Une remise en cause des frontières coloniales et de « l’Etat importé »
La période post-coloniale voit la projection du modèle d’Etat européen étendue aux entités conquises par les puissances du XIXème siècle. Dans l’histoire, des zones géographiques gigantesques firent très tôt l’objet de partages plus ou moins précis (Traité de Tordesillas, 7 juin 1494, conclu sous l’autorité du Pape entre l’Espagne et le Portugal pour réguler la conquête du « Nouveau Monde » ; conférence de Berlin 15 novembre 1884-26 février 1885 pour l’Afrique ; Accords Sykes-Picot du 16 mai 1916 pour le Proche et le Moyen-Orient en partage des dépouilles de l’empire Ottoman entre la France et la Grande-Bretagne et découpage de l’Autriche-Hongrie après 1918). Au moment de la décolonisation certaines entités qui n’existaient pas de manière construites ou formelles avant la colonisation font l’objet d’un découpage administratif unilatéral – séparant tribus, groupes ethniques autrefois liés par des frontières administratives tracées par les traits de plumes des ex-colonisateurs (Outre l’Afrique, le découpage de l’empire des Indes en cinq semaines par l’avoué britannique Cyril Radcliffe entre l’Inde et le Pakistan/Bangladesh [13] en août 1947 est un archétype du modèle).
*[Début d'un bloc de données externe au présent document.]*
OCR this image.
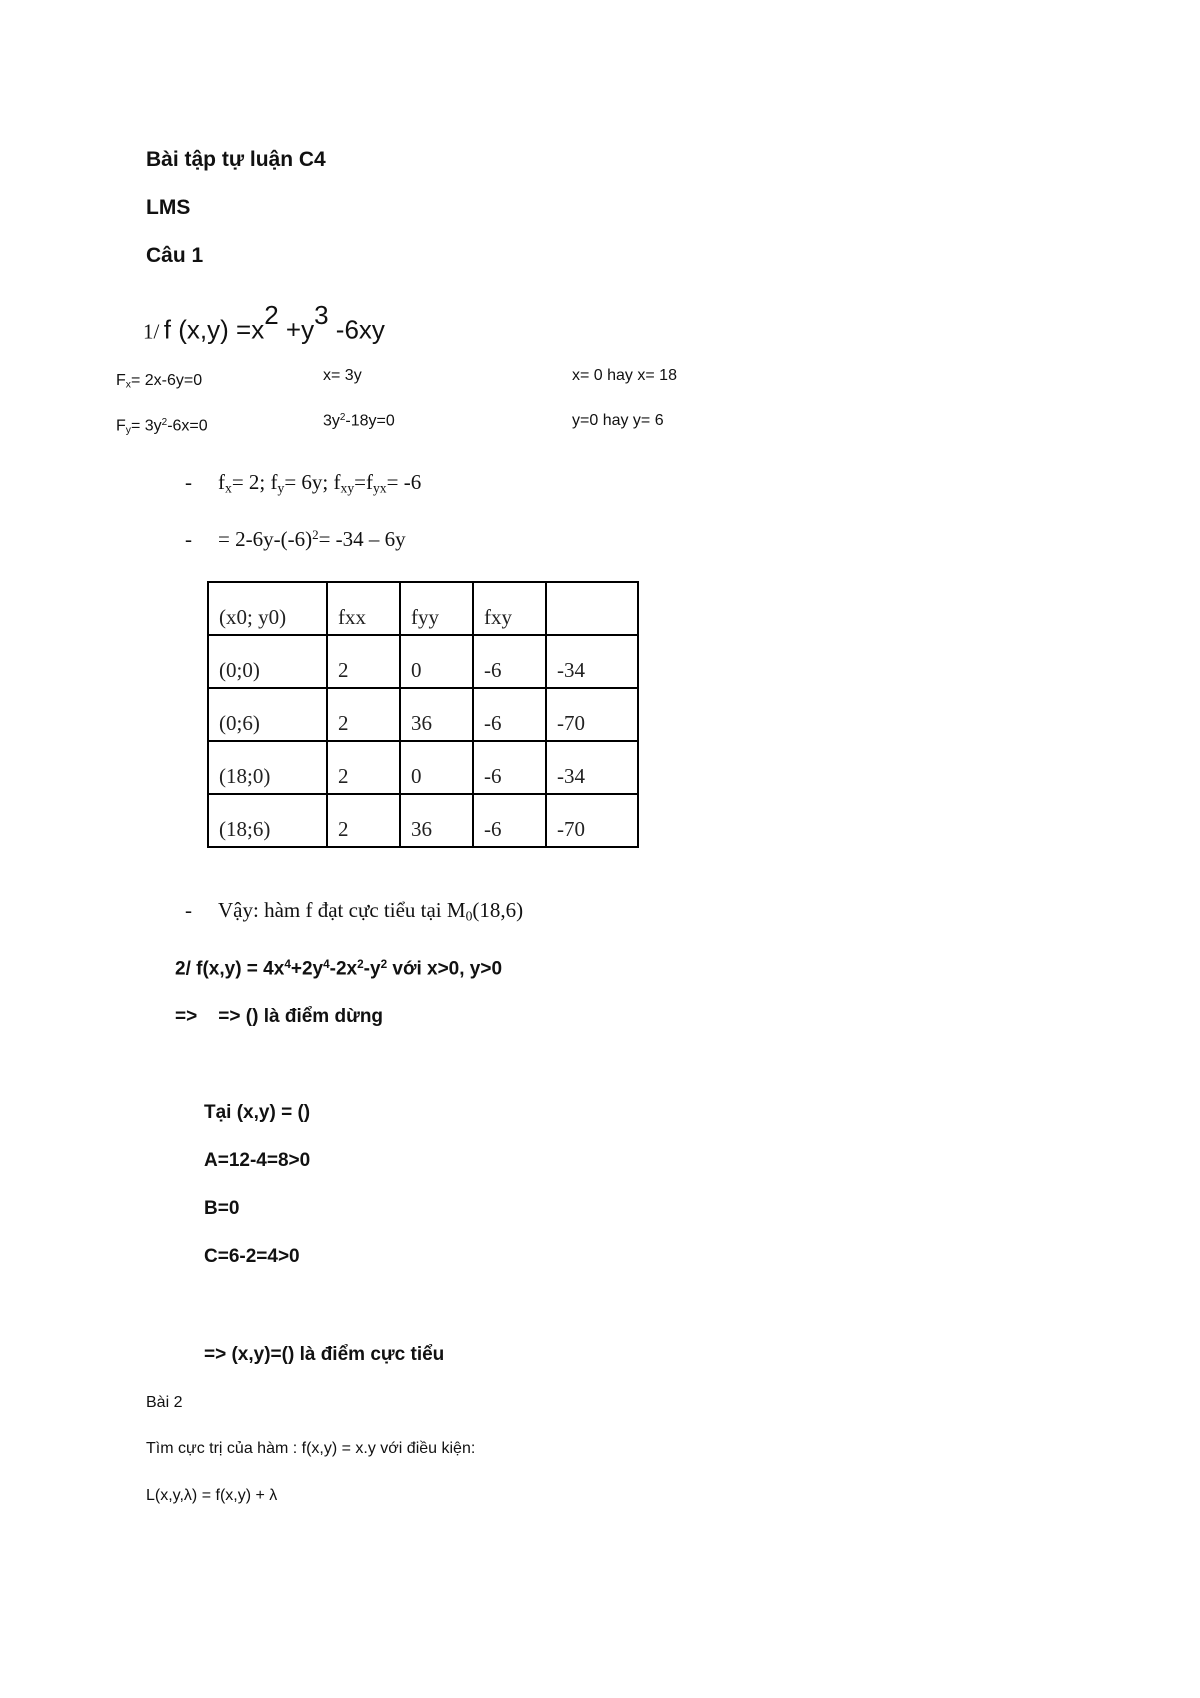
Bài tập tự luận C4
LMS
Câu 1
1/ f $(x,y) =x^2 +y^3$ -6xy
$F_x= 2x-6y=0$	x= 3y	x= 0 hay x= 18
$F_y= 3y^2-6x=0$	$3y^2-18y=0$	y=0 hay y= 6
- $f_x= 2$; $f_y= 6y$; $f_{xy}=f_{yx}= -6$
- = $2-6y-(-6)^2= -34 - 6y$
(x0; y0)	fxx	fyy	fxy	
(0;0)	2	0	-6	-34
(0;6)	2	36	-6	-70
(18;0)	2	0	-6	-34
(18;6)	2	36	-6	-70
- Vậy: hàm f đạt cực tiểu tại $M_0(18,6)$
2/ $f(x,y) = 4x^4+2y^4-2x^2-y^2$ với x>0, y>0
=>    => () là điểm dừng
Tại (x,y) = ()
A=12-4=8>0
B=0
C=6-2=4>0
=> (x,y)=() là điểm cực tiểu
Bài 2
Tìm cực trị của hàm : f(x,y) = x.y với điều kiện:
L(x,y,λ) = f(x,y) + λ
Toutefois ces frontières artificielles se révélèrent fort utiles. En effet en dépit des contestations obligatoires entre les entités nouvellement indépendantes ou créées (Algérie-Maroc, Sahara occidental ou Algérie-Tunisie, ou encore Tchad-Libye) le principe « d’intangibilité » des frontières fut admis comme une clause de sauvegarde visant à éviter le risque de guerres généralisées et sans fin. [14] Ce principe s’est également imposé dans la redéfinition des frontières européennes après la Seconde Guerre mondiale (URSS, Pologne, Allemagne, notamment).
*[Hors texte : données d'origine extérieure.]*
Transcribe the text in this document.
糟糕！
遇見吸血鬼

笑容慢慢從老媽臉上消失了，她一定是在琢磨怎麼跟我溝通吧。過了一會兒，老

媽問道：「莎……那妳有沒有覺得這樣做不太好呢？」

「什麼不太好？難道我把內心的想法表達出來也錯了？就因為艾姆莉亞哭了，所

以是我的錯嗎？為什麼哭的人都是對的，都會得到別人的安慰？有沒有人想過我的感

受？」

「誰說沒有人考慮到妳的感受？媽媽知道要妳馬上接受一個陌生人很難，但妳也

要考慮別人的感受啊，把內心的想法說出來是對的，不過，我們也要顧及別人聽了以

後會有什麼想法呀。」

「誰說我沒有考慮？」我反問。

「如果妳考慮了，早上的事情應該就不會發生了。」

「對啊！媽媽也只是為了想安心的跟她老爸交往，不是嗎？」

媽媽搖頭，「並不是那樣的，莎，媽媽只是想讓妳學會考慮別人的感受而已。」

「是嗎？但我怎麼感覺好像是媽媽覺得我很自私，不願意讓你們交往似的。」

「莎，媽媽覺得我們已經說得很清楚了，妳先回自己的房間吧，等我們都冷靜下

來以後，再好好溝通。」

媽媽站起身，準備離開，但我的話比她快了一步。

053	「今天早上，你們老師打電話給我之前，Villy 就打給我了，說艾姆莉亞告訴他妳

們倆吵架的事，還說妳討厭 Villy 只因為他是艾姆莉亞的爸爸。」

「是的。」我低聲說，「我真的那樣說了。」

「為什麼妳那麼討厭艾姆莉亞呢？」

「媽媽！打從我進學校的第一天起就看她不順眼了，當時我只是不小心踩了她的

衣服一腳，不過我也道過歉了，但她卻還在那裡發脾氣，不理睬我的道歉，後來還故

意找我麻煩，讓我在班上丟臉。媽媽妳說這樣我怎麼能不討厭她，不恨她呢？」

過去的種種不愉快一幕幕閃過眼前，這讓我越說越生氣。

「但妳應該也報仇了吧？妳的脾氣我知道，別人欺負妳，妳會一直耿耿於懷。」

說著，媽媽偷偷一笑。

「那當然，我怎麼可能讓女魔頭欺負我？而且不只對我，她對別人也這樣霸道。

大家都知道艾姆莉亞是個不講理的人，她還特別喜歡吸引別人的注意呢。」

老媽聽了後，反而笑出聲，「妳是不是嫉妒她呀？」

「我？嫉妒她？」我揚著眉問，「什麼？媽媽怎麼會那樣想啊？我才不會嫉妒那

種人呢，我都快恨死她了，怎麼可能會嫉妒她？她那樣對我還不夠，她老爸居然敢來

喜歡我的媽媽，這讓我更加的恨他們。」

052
Pourtant ce principe d’intangibilité pour lequel on fit la guerre (intervention des Nations Unies lors de la sécession du Katanga en 1961) ou on laissa massacrer les populations (guerre d’indépendance du Biafra en 1971) est désormais remis en cause par ses ex-défenseurs eux-mêmes. [15] (guerre et indépendance à terme du Kosovo, sécession de la Transnistrie en Moldavie, de l’Ossétie du Sud en Géorgie, annexion du Nagorny Karabakh par l’Arménie et désormais, Indépendance du Sud Soudan). Si les autres exemples sont des annexions ou sécession de fait, les indépendances du Kosovo et du Sud Soudan se sont faites avec l’assentiment de la communauté internationale – voire provoquée par cette dernière.
Au-delà de la légitimité du combat des indépendantistes, cette double reconnaissance ouvre la boîte de Pandore. Qui peut réellement interdire désormais à une province ou un Etat fédéré de déclarer son indépendance ? La question se pose aujourd’hui pour le Somaliland qui est en état d’indépendance de fait vis-à-vis de la fédération somalienne depuis 1991 et que la communauté internationale refuse de reconnaître – mais sous quels critères ?
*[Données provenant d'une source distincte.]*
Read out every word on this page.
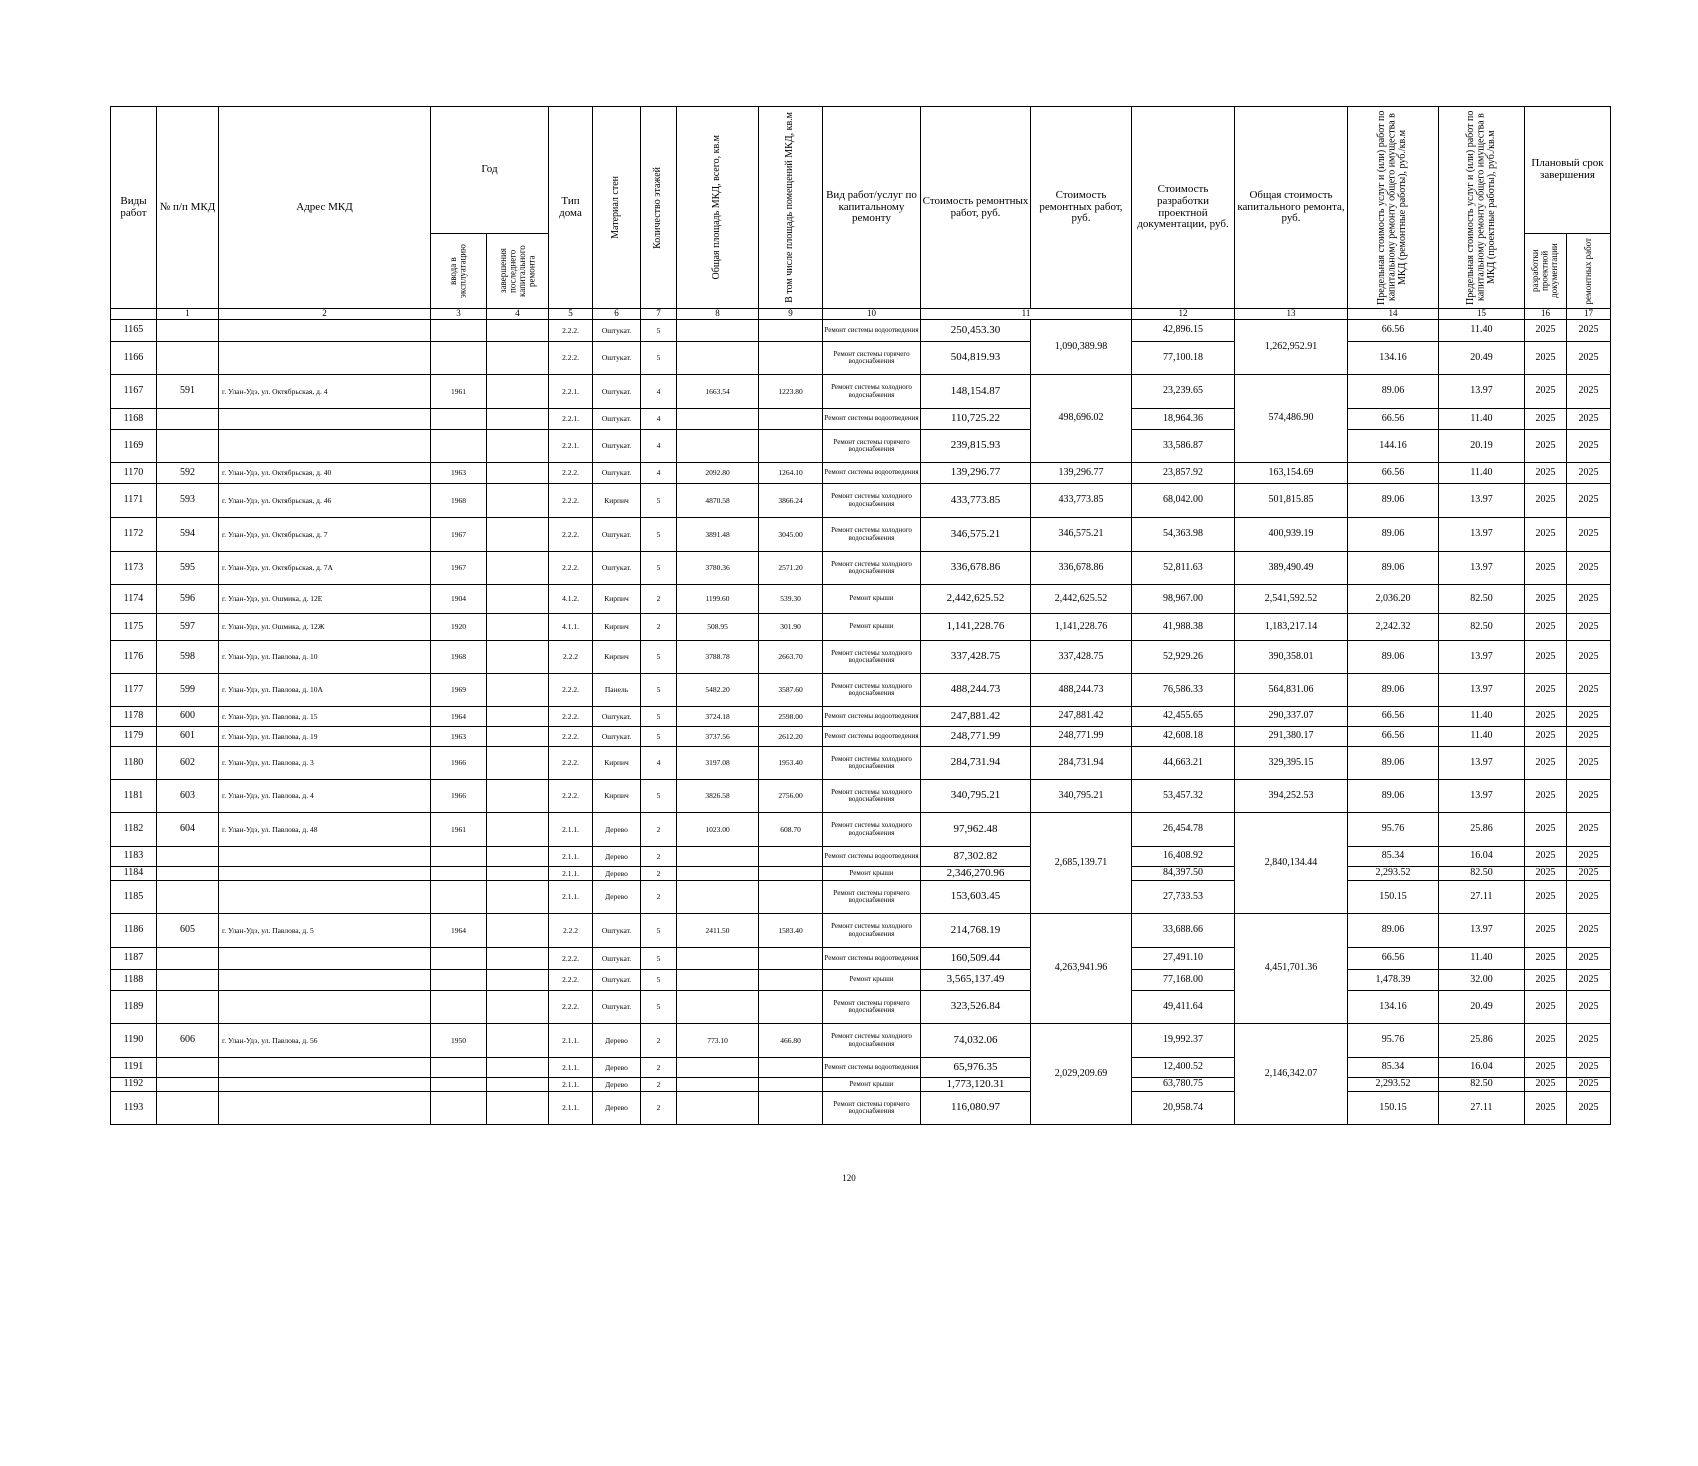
Виды работ	№ п/п МКД	Адрес МКД	Год		Тип дома	Материал стен	Количество этажей	Общая площадь МКД, всего, кв.м	В том числе площадь помещений МКД, кв.м	Вид работ/услуг по капитальному ремонту	Стоимость ремонтных работ, руб.	Стоимость ремонтных работ, руб.	Стоимость разработки проектной документации, руб.	Общая стоимость капитального ремонта, руб.	Предельная стоимость услуг и (или) работ по капитальному ремонту общего имущества в МКД (ремонтные работы), руб./кв.м	Предельная стоимость услуг и (или) работ по капитальному ремонту общего имущества в МКД (проектные работы), руб./кв.м	Плановый срок завершения	

			ввода в эксплуатацию	завершения последнего капитального ремонта													разработки проектной документации	ремонтных работ

	1	2	3	4	5	6	7	8	9	10	11		12	13	14	15	16	17
1165					2.2.2.	Оштукат.	5			Ремонт системы водоотведения	250,453.30	1,090,389.98	42,896.15	1,262,952.91	66.56	11.40	2025	2025
1166					2.2.2.	Оштукат.	5			Ремонт системы горячего водоснабжения	504,819.93		77,100.18		134.16	20.49	2025	2025
1167	591	г. Улан-Удэ, ул. Октябрьская, д. 4	1961		2.2.1.	Оштукат.	4	1663.54	1223.80	Ремонт системы холодного водоснабжения	148,154.87	498,696.02	23,239.65	574,486.90	89.06	13.97	2025	2025
1168					2.2.1.	Оштукат.	4			Ремонт системы водоотведения	110,725.22		18,964.36		66.56	11.40	2025	2025
1169					2.2.1.	Оштукат.	4			Ремонт системы горячего водоснабжения	239,815.93		33,586.87		144.16	20.19	2025	2025
1170	592	г. Улан-Удэ, ул. Октябрьская, д. 40	1963		2.2.2.	Оштукат.	4	2092.80	1264.10	Ремонт системы водоотведения	139,296.77	139,296.77	23,857.92	163,154.69	66.56	11.40	2025	2025
1171	593	г. Улан-Удэ, ул. Октябрьская, д. 46	1968		2.2.2.	Кирпич	5	4870.58	3866.24	Ремонт системы холодного водоснабжения	433,773.85	433,773.85	68,042.00	501,815.85	89.06	13.97	2025	2025
1172	594	г. Улан-Удэ, ул. Октябрьская, д. 7	1967		2.2.2.	Оштукат.	5	3891.48	3045.00	Ремонт системы холодного водоснабжения	346,575.21	346,575.21	54,363.98	400,939.19	89.06	13.97	2025	2025
1173	595	г. Улан-Удэ, ул. Октябрьская, д. 7А	1967		2.2.2.	Оштукат.	5	3780.36	2571.20	Ремонт системы холодного водоснабжения	336,678.86	336,678.86	52,811.63	389,490.49	89.06	13.97	2025	2025
1174	596	г. Улан-Удэ, ул. Ошмика, д. 12Е	1904		4.1.2.	Кирпич	2	1199.60	539.30	Ремонт крыши	2,442,625.52	2,442,625.52	98,967.00	2,541,592.52	2,036.20	82.50	2025	2025
1175	597	г. Улан-Удэ, ул. Ошмика, д. 12Ж	1920		4.1.1.	Кирпич	2	508.95	301.90	Ремонт крыши	1,141,228.76	1,141,228.76	41,988.38	1,183,217.14	2,242.32	82.50	2025	2025
1176	598	г. Улан-Удэ, ул. Павлова, д. 10	1968		2.2.2	Кирпич	5	3788.78	2663.70	Ремонт системы холодного водоснабжения	337,428.75	337,428.75	52,929.26	390,358.01	89.06	13.97	2025	2025
1177	599	г. Улан-Удэ, ул. Павлова, д. 10А	1969		2.2.2.	Панель	5	5482.20	3587.60	Ремонт системы холодного водоснабжения	488,244.73	488,244.73	76,586.33	564,831.06	89.06	13.97	2025	2025
1178	600	г. Улан-Удэ, ул. Павлова, д. 15	1964		2.2.2.	Оштукат.	5	3724.18	2598.00	Ремонт системы водоотведения	247,881.42	247,881.42	42,455.65	290,337.07	66.56	11.40	2025	2025
1179	601	г. Улан-Удэ, ул. Павлова, д. 19	1963		2.2.2.	Оштукат.	5	3737.56	2612.20	Ремонт системы водоотведения	248,771.99	248,771.99	42,608.18	291,380.17	66.56	11.40	2025	2025
1180	602	г. Улан-Удэ, ул. Павлова, д. 3	1966		2.2.2.	Кирпич	4	3197.08	1953.40	Ремонт системы холодного водоснабжения	284,731.94	284,731.94	44,663.21	329,395.15	89.06	13.97	2025	2025
1181	603	г. Улан-Удэ, ул. Павлова, д. 4	1966		2.2.2.	Кирпич	5	3826.58	2756.00	Ремонт системы холодного водоснабжения	340,795.21	340,795.21	53,457.32	394,252.53	89.06	13.97	2025	2025
1182	604	г. Улан-Удэ, ул. Павлова, д. 48	1961		2.1.1.	Дерево	2	1023.00	608.70	Ремонт системы холодного водоснабжения	97,962.48	2,685,139.71	26,454.78	2,840,134.44	95.76	25.86	2025	2025
1183					2.1.1.	Дерево	2			Ремонт системы водоотведения	87,302.82		16,408.92		85.34	16.04	2025	2025
1184					2.1.1.	Дерево	2			Ремонт крыши	2,346,270.96		84,397.50		2,293.52	82.50	2025	2025
1185					2.1.1.	Дерево	2			Ремонт системы горячего водоснабжения	153,603.45		27,733.53		150.15	27.11	2025	2025
1186	605	г. Улан-Удэ, ул. Павлова, д. 5	1964		2.2.2	Оштукат.	5	2411.50	1583.40	Ремонт системы холодного водоснабжения	214,768.19	4,263,941.96	33,688.66	4,451,701.36	89.06	13.97	2025	2025
1187					2.2.2.	Оштукат.	5			Ремонт системы водоотведения	160,509.44		27,491.10		66.56	11.40	2025	2025
1188					2.2.2.	Оштукат.	5			Ремонт крыши	3,565,137.49		77,168.00		1,478.39	32.00	2025	2025
1189					2.2.2.	Оштукат.	5			Ремонт системы горячего водоснабжения	323,526.84		49,411.64		134.16	20.49	2025	2025
1190	606	г. Улан-Удэ, ул. Павлова, д. 56	1950		2.1.1.	Дерево	2	773.10	466.80	Ремонт системы холодного водоснабжения	74,032.06	2,029,209.69	19,992.37	2,146,342.07	95.76	25.86	2025	2025
1191					2.1.1.	Дерево	2			Ремонт системы водоотведения	65,976.35		12,400.52		85.34	16.04	2025	2025
1192					2.1.1.	Дерево	2			Ремонт крыши	1,773,120.31		63,780.75		2,293.52	82.50	2025	2025
1193					2.1.1.	Дерево	2			Ремонт системы горячего водоснабжения	116,080.97		20,958.74		150.15	27.11	2025	2025
120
Or la fin du régime de Mouammar Kadhafi en Libye a crée une situation de fragmentation qui pourrait pousser les différentes entités libyennes à l’autonomie voire à l’indépendance. Comme le dit Christian Coulon pour l’ethnie et qui vaut aussi pour la tribu : « Lorsque l’Etat se délite, comme au Zaïre ou au Libéria, ces ensembles façonnés dans le rapport à l’Etat se substituent souvent à lui, comme institution de sécurité et de solidarité, comme espace de reconnaissance. » [16] Pays créé par les Nations Unies en 1951 par la réunion de trois provinces peu liées par l’histoire (en dehors de la colonisation italienne [17]) et déstructuré par quarante ans de modèle kadhafien de gouvernement par le chaos, une partition peut s’envisager. Mariage forcé de trois régions disparates, les tendances centrifuges de la Libye ne vont-elle pas s’exacerber et produire une séparation de fait et peut-être de droit entre celles-ci ?
La même question se pose à l’égard du Mali. La poussée des indépendantistes touaregs (repeints aux couleurs de l’islam politique armé) et d’Al Qaïda au Maghreb islamique (AQMI) dénote la fragilité d’un modèle étatique de plus en plus fragile. La conquête facile – avant l’intervention française – du Nord Mali, jusqu’à menacer ensuite Bamako, a fait apparaître la réalité longtemps occulté d’un pays touareg en quête d’autonomie élargie, voire d’indépendance. Au-delà de la « lutte contre le terrorisme » - vocable officiel français – il n’en demeure pas moins que la stabilité du pays et sans doute de la région passe par la reconnaissance effective du fait touareg et donc de la reconfiguration sous un modèle ou sous un autre de l’Etat malien. Mais évidemment cette question « gêne aux entournures » quant on sait que le problème touareg concerne également la Mauritanie, l’Algérie et le Niger. Il fut d’ailleurs instrumentalisé en son temps par Kadhafi qui y voyait l’occasion d’accroître l’influence libyenne sur la zone sahélo-saharienne. « Cette stratégie se doubla un temps d’une approche plus large saharo-sahélienne qui visait à fédérer les peuples nomades de la zone tampon entre le Maghreb et l’Afrique noire en un ensemble cohérent ». [18] Les mêmes interrogations peuvent être posées pour la Somalie ou le Yémen et d’autres pays africains.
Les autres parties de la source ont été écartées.